Wenn Strom in hochfrequente Schallwellen umgewandelt wird, entsteht der so genannte Ultraschall. In der Tierwelt wird er z.B. bei den Fledermäusen zur Orientierung verwendet. Schall ist normalerweise für das menschliche Ohr hörbar. Ultraschall jedoch nicht, da sich die Schallwellen oberhalb des hörbaren Frequenzbereiches bewegen.

In der Medizin dient die Ultraschall-Untersuchung der bildlichen Darstellung verschiedener Körperregionen. Speziell in der Physiotherapie werden die mechanischen Schwingungen (Vibrationen) zu therapeutischen Zwecken genutzt.

In Flüssigkeiten und weichem Gewebe erfolgt die Auslenkung der schwingenden Teilchen parallel und es entsteht eine Mikrovibrationsmassage. Dazu wird ein Schallkopf kreisend über der erkrankten Region bewegt.
 

Ultraschallgerät

Die Wirkung ist eine gemäßigte Durchblutungsförderung mit verbessertem Zellstoffwechsel. Vorteilhaft beim Ultraschall ist seine große Tiefenwirkung. Anders als bei Verfahren wie der Kurz- oder Mikrowelle ist dies ohne wesentliche Temperaturerhöhung zu erzielen.
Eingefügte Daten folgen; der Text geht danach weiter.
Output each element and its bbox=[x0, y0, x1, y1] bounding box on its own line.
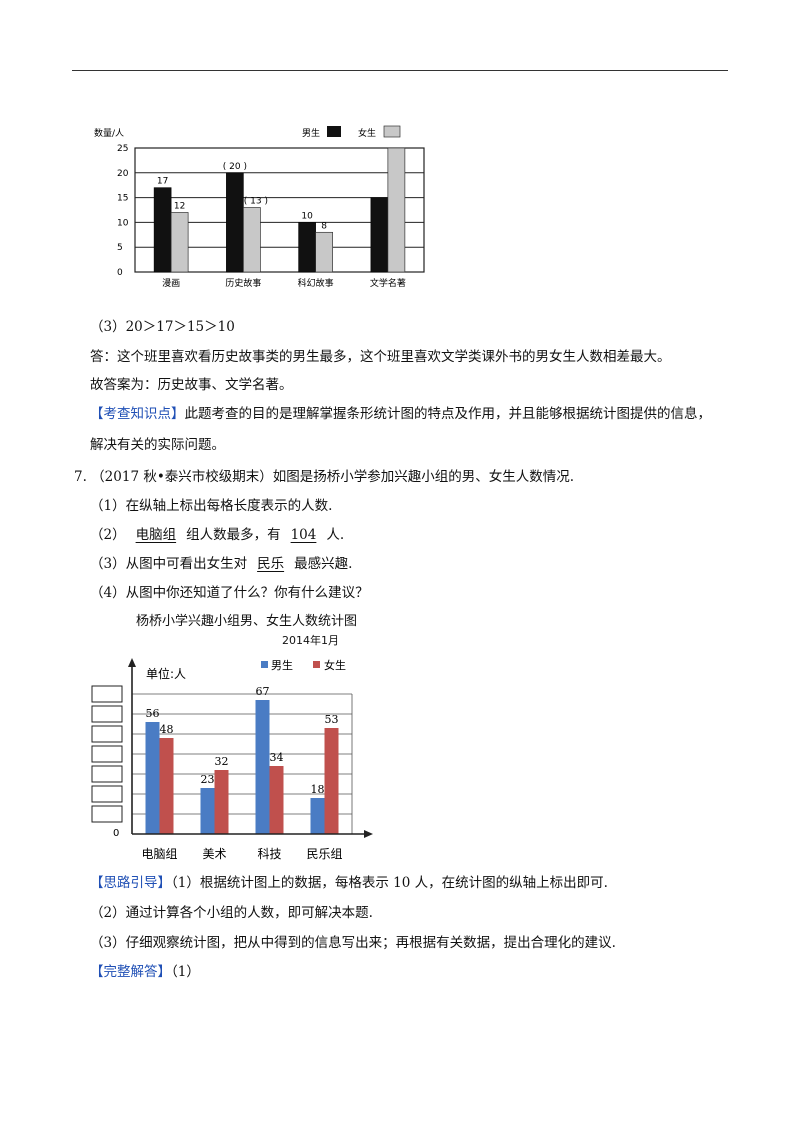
q7-2-prefix: （2） bbox=[90, 527, 126, 543]
chart1-data-label-male: 10 bbox=[301, 211, 313, 221]
chart1-bar-female bbox=[315, 231, 333, 273]
chart1-y-tick: 10 bbox=[117, 218, 129, 228]
chart2-category-label: 民乐组 bbox=[306, 847, 342, 861]
chart2-zero-label: 0 bbox=[113, 828, 119, 839]
text-line-ordering: （3）20＞17＞15＞10 bbox=[90, 319, 235, 335]
chart2-bar-female bbox=[324, 728, 339, 834]
chart1-y-tick: 5 bbox=[117, 243, 123, 253]
hint-text: （1）根据统计图上的数据，每格表示 10 人，在统计图的纵轴上标出即可. bbox=[171, 875, 608, 891]
chart2-blank-axis-box[interactable] bbox=[91, 765, 123, 783]
chart1-data-label-female: ( 13 ) bbox=[244, 197, 268, 207]
chart2-blank-axis-box[interactable] bbox=[91, 745, 123, 763]
chart2-blank-axis-box[interactable] bbox=[91, 805, 123, 823]
q7-3-answer: 民乐 bbox=[257, 556, 285, 572]
full-answer-tag: 【完整解答】 bbox=[90, 964, 171, 980]
chart2-category-label: 电脑组 bbox=[141, 847, 177, 861]
chart1-bar-male bbox=[153, 187, 172, 273]
question-7-part-1: （1）在纵轴上标出每格长度表示的人数. bbox=[90, 498, 333, 514]
chart1-data-label-male: 17 bbox=[157, 177, 168, 187]
chart2-bar-male bbox=[145, 722, 160, 834]
question-7: 7. （2017 秋•泰兴市校级期末）如图是扬桥小学参加兴趣小组的男、女生人数情… bbox=[74, 469, 575, 485]
chart2-data-label-female: 32 bbox=[215, 755, 229, 768]
chart-reading-preferences: 17 12 ( 20 ) ( 13 ) 10 8 数量/人 男生 女生 0 5 10 15 20 2… bbox=[94, 125, 425, 289]
question-7-part-4: （4）从图中你还知道了什么？你有什么建议？ bbox=[90, 585, 369, 601]
chart1-legend-male: 男生 bbox=[302, 127, 320, 139]
chart2-bar-female bbox=[214, 770, 229, 834]
full-answer-text: （1） bbox=[171, 964, 200, 980]
chart1-bar-female bbox=[170, 212, 189, 273]
q7-3-prefix: （3）从图中可看出女生对 bbox=[90, 556, 248, 572]
chart2-data-label-male: 18 bbox=[311, 783, 325, 796]
chart2-data-label-male: 67 bbox=[256, 685, 270, 698]
chart1-data-label-female: 8 bbox=[321, 221, 327, 231]
chart2-title: 杨桥小学兴趣小组男、女生人数统计图 bbox=[136, 614, 358, 629]
q7-2-answer-group: 电脑组 bbox=[135, 527, 177, 543]
chart2-unit: 单位:人 bbox=[146, 666, 186, 681]
chart2-x-arrow bbox=[364, 830, 373, 838]
hint-tag: 【思路引导】 bbox=[90, 875, 171, 891]
chart2-category-label: 科技 bbox=[257, 847, 281, 861]
header-rule bbox=[72, 70, 728, 71]
chart2-data-label-female: 34 bbox=[270, 751, 284, 764]
chart2-data-label-female: 53 bbox=[325, 713, 339, 726]
chart2-category-label: 美术 bbox=[202, 847, 226, 861]
chart1-legend-female: 女生 bbox=[358, 127, 376, 139]
chart2-legend-male-swatch bbox=[261, 661, 268, 668]
chart2-blank-axis-box[interactable] bbox=[91, 725, 123, 743]
full-answer-line: 【完整解答】（1） bbox=[90, 963, 200, 981]
chart1-legend-male-swatch bbox=[327, 126, 341, 137]
chart1-bar-female bbox=[243, 207, 261, 273]
chart2-bar-male bbox=[255, 700, 270, 834]
knowledge-point-line: 【考查知识点】此题考查的目的是理解掌握条形统计图的特点及作用，并且能够根据统计图… bbox=[90, 405, 711, 423]
chart1-y-tick: 15 bbox=[117, 194, 128, 204]
question-7-part-2: （2） 电脑组 组人数最多，有 104 人. bbox=[90, 526, 344, 544]
knowledge-point-continued: 解决有关的实际问题。 bbox=[90, 437, 225, 453]
chart1-bar-male bbox=[298, 222, 316, 273]
hint-line-3: （3）仔细观察统计图，把从中得到的信息写出来；再根据有关数据，提出合理化的建议. bbox=[90, 935, 616, 951]
chart1-bar-male bbox=[370, 197, 389, 273]
chart1-ylabel: 数量/人 bbox=[94, 127, 124, 139]
chart2-bar-female bbox=[269, 766, 284, 834]
chart1-data-label-male: ( 20 ) bbox=[223, 162, 247, 172]
chart2-subtitle: 2014年1月 bbox=[282, 634, 339, 647]
q7-2-suffix: 人. bbox=[326, 527, 345, 543]
chart2-legend-male: 男生 bbox=[271, 658, 293, 672]
knowledge-point-tag: 【考查知识点】 bbox=[90, 406, 185, 422]
chart1-category-label: 历史故事 bbox=[225, 277, 261, 289]
chart2-data-label-female: 48 bbox=[160, 723, 174, 736]
chart1-bar-female bbox=[387, 147, 406, 273]
hint-line: 【思路引导】（1）根据统计图上的数据，每格表示 10 人，在统计图的纵轴上标出即… bbox=[90, 874, 608, 892]
hint-line-2: （2）通过计算各个小组的人数，即可解决本题. bbox=[90, 905, 373, 921]
text-line-answer: 答：这个班里喜欢看历史故事类的男生最多，这个班里喜欢文学类课外书的男女生人数相差… bbox=[90, 349, 671, 365]
chart1-y-tick: 0 bbox=[117, 268, 123, 278]
chart2-y-arrow bbox=[128, 658, 136, 667]
chart1-category-label: 文学名著 bbox=[370, 277, 406, 289]
q7-3-suffix: 最感兴趣. bbox=[294, 556, 353, 572]
knowledge-point-text: 此题考查的目的是理解掌握条形统计图的特点及作用，并且能够根据统计图提供的信息， bbox=[184, 406, 712, 422]
q7-2-middle: 组人数最多，有 bbox=[186, 527, 281, 543]
chart2-blank-axis-box[interactable] bbox=[91, 705, 123, 723]
question-7-part-3: （3）从图中可看出女生对 民乐 最感兴趣. bbox=[90, 555, 352, 573]
chart1-y-tick: 20 bbox=[117, 169, 129, 179]
chart2-legend-female-swatch bbox=[313, 661, 320, 668]
chart1-bar-male bbox=[226, 172, 244, 273]
chart2-bar-male bbox=[200, 788, 215, 834]
chart1-category-label: 科幻故事 bbox=[298, 277, 334, 289]
chart2-bar-male bbox=[310, 798, 325, 834]
chart2-data-label-male: 56 bbox=[146, 707, 160, 720]
chart1-category-label: 漫画 bbox=[162, 277, 180, 289]
chart2-blank-axis-box[interactable] bbox=[91, 785, 123, 803]
chart1-y-tick: 25 bbox=[117, 144, 128, 154]
chart1-legend-female-swatch bbox=[383, 125, 401, 138]
chart2-data-label-male: 23 bbox=[201, 773, 215, 786]
q7-2-answer-count: 104 bbox=[290, 527, 317, 543]
chart1-plot-frame bbox=[134, 147, 425, 273]
chart2-bar-female bbox=[159, 738, 174, 834]
chart2-legend-female: 女生 bbox=[324, 658, 346, 672]
text-line-final-answer: 故答案为：历史故事、文学名著。 bbox=[90, 377, 293, 393]
chart2-blank-axis-box[interactable] bbox=[91, 685, 123, 703]
chart1-data-label-female: 12 bbox=[174, 201, 185, 211]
Dadurch ist Ultraschall auch gut bei akuten Prozessen anwendbar, ohne dass die Gefahr besteht, die Heilungsentzündung „anzuheizen“. Außerdem wird die Schmerzschwelle angehoben und Verletzungen des Bindegewebes können schneller heilen.

Eingesetzt wird die Ultraschalltherapie deshalb insbesondere bei Muskel-, Sehen- und Knochenreizungen oder -verletzungen. Zudem wirkt Ultraschall lindernd und wohltuend bei schmerzhaftem Lenden- oder Halswirbelsäulensyndrom.